Una giornata passata a litigare, in serata la tregua mentre il numero delle vittime saliva a 11. Nel pieno di una crisi ancora tutta da gestire il presidente del consiglio Conte e il presidente lombardo Fontana sono riusciti ad attaccarsi rimpallandosi le responsabilità sulle falle nella gestione dell’emergenza coronavirus. A scatenare l’ira leghista le parole del presidente del consiglio che ha parlato di mancato rispetto del protocollo nazionale da parte dell’ospedale di Codogno.

SENZA MAGARI VOLERLO direttamente, Conte ha puntato il dito contro il principale centro di potere lombardo, la sanità, minando alle fondamenta la narrazione dell’eccellenza lombarda. Guai a toccare il modello lombardo, guai a mettere in discussione la sanità, che in questa regione significa anche soldi, potere e prestigio. Troppo per la Lega, un precedente ingombrante, con cui però il partito di Salvini dovrà fare i conti: qui qualcosa non ha funzionato, l’ospedale di Codogno è il focolaio dell’epidemia italiana.

In serata, dopo avergli dato di prima mattina dell’ignorante, Fontana ha detto che con Conte è arrivato il chiarimento. Il presidente del consiglio ha precisato di aver solo preso atto della relazione sanitaria arrivata dalla Lombardia. Nel pomeriggio si era arrivati a un passo dalla rottura durante la riunione in videoconferenza tra ministri, presidenti di regione e tecnici del ministero della salute. A una critica sollevata da un tecnico sulla gestione lombardo-veneta Fontana aveva sbottato – «con che coraggio attacchi medici e infermieri» – abbandonando la postazione da cui era collegato.

Solo la mediazione del ministro della difesa Lorenzo Guerini ha evitato la rottura. Ad essere cambiati dopo cinque giorni di crisi sono stati anche i toni e la gestione dei dati e delle informazioni. Fontana in consiglio regionale ha minimizzato la portata del coronavirus, «è poco più di una normale influenza», ha detto in consiglio regionale, spostando l’attenzione sulle ricadute economiche: «Un’ulteriore botta alla nostra economia».

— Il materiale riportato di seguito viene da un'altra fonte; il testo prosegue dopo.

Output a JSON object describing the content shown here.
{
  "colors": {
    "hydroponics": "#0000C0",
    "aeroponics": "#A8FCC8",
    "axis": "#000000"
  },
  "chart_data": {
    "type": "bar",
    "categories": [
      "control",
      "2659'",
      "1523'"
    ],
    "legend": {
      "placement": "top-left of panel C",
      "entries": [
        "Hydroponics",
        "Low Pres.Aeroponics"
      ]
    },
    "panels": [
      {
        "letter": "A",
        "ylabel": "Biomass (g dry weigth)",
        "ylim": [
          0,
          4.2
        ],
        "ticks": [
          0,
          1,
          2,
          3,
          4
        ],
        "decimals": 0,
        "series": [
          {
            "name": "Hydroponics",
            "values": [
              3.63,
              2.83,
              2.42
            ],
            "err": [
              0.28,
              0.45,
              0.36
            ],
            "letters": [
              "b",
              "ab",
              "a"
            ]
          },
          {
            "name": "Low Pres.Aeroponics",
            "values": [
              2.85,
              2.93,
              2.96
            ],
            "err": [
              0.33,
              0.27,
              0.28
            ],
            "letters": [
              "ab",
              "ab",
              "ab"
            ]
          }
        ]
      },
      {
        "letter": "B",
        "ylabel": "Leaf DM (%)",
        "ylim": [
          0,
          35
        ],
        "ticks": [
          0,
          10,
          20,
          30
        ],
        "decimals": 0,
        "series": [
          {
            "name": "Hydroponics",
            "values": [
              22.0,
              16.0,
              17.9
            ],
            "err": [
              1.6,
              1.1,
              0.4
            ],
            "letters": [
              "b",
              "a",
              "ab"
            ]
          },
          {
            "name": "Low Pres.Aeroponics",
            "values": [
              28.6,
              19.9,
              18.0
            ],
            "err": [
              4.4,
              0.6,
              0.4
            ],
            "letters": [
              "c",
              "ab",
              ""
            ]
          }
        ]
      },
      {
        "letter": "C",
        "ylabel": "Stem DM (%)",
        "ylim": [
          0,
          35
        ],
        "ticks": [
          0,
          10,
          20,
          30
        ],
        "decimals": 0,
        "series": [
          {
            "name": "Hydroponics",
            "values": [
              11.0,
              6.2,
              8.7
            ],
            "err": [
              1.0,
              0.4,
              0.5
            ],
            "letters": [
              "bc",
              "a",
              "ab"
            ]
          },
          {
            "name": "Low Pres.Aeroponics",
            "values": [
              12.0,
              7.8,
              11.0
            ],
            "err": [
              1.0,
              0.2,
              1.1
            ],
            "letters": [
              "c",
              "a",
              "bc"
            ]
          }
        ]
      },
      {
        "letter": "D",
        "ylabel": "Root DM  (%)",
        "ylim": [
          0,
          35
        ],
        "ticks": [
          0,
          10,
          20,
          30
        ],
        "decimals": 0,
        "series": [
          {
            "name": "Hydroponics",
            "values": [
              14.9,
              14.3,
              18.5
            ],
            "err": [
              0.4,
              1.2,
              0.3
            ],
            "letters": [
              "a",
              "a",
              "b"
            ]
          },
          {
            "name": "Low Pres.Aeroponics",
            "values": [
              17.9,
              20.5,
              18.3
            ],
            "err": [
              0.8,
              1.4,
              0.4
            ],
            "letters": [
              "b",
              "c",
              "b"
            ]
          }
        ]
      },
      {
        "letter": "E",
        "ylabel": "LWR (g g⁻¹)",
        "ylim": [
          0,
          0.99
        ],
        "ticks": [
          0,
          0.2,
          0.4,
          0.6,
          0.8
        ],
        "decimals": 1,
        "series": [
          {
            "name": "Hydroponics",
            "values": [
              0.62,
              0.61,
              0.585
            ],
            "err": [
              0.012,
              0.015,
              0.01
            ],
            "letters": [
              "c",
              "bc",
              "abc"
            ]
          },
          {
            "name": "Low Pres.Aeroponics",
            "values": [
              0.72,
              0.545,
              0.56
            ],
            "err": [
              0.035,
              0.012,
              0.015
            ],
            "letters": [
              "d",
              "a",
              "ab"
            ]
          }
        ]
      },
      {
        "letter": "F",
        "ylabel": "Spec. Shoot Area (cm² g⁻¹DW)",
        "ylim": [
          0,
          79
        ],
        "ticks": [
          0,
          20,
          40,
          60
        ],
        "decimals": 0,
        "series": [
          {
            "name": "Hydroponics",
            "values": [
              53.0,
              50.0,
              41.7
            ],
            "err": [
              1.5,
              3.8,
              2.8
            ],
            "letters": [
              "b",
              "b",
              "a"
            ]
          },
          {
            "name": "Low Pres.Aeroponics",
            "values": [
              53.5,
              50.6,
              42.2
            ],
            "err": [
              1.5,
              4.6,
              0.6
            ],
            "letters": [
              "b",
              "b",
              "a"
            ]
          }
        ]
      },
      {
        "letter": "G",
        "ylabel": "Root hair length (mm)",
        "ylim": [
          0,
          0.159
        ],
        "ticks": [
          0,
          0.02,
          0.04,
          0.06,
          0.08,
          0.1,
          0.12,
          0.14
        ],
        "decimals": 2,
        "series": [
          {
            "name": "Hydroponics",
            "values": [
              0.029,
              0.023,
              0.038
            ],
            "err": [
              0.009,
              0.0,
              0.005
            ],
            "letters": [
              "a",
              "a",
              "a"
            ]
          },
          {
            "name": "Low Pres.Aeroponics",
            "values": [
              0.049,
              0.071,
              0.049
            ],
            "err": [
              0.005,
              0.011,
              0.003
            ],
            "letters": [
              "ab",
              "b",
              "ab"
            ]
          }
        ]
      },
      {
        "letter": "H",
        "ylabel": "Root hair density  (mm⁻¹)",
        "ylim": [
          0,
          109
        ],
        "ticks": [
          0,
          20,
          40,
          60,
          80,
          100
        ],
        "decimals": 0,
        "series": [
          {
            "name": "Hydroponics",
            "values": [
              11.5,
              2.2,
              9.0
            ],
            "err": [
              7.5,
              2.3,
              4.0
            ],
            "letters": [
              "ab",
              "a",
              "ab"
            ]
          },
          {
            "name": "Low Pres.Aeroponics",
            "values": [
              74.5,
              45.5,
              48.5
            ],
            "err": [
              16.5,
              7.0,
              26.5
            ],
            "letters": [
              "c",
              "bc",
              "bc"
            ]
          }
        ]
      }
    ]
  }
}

IL SISTEMA PRODUTTIVO lombardo-veneto rischia di fermarsi se la diffusione del virus proseguirà e i numeri non sono buoni. È salito a 322 il numero dei contagiati, una quarantina solo ieri, si registrano i primi casi fuori dal nord Italia e anche di italiani, lombardi in particolari, andati all’estero nei giorni scorsi. Undici le vittime, tutte persone anziane già ricoverate per altre patologie e risultate positive al coronavirus. Sono i soggetti fragili per cui è fondamentale arginare la diffusione del virus limitando la socialità. Altra novità della giornata annunciata dalla Lombardia riguarda la diffusione dei dati e delle informazioni.

«La nuova gestione dei dati prevede la supervisione dell’Istituto Superiore di Sanità sia sulla positività che sui decessi per stabilire a cosa sono dovuti i decessi stessi, se al coronavirus o meno, quando sono presenti più patologie», ha spiegato l’assessore lombardo alla sanità Gallera. «Adesso speriamo che ci sia una più attenta valutazione dell’Istituto di superiore di sanità prima di comunicare i decessi – ha detto Gallera – perché non è detto che ci sia connessione tra il coronavirus e questi decessi».

INTANTO PERÒ IERI il numero delle vittime è salito a 11, con 3 decessi in Lombardia e 1 in Veneto. I nuovi contagi nella giornata di ieri in Lombardia sono stati 28. Ma a preoccupare anche per le ricadute sulle relazioni internazionali, sul turismo e sull’economia, sono i primi casi di contagi dall’Italia all’estero. C’è un primo caso in Svizzera, un uomo di 70 anni che si sarebbe infettato nella zona di Milano. Casi anche in Spagna, a Tenerife e a Barcellona, due persone entrambe arrivate dalla Lombardia. Due italiani 24 enni provenienti da Bergamo sono risultati contagiati in Tirolo e si trovano ora in quarantena all’ospedale di Insbruck.

In Francia il direttore generale dell’Istituto di Sanità ha parlato di un uomo di nazionalità francese che ha contratto il virus dopo essere rientrato dalla Lombardia. In Croazia un giovane che era stato a Milano la scorsa settimana è risultato positivo al coronavirus.

CONTAGI CHE AGGRAVERANNO anche le ricadute economiche per l’Italia. Imprenditori e lavoratori guardano al primo marzo, giorno in cui scadrà l’ordinanza con limitazioni e divieti. La «locomotiva d’Italia» lombardo-veneta e Milano temono una proroga, da molti data per certa, di questi divieti. È sul lavoro e sull’economia che rischia di scivolare il consenso politico.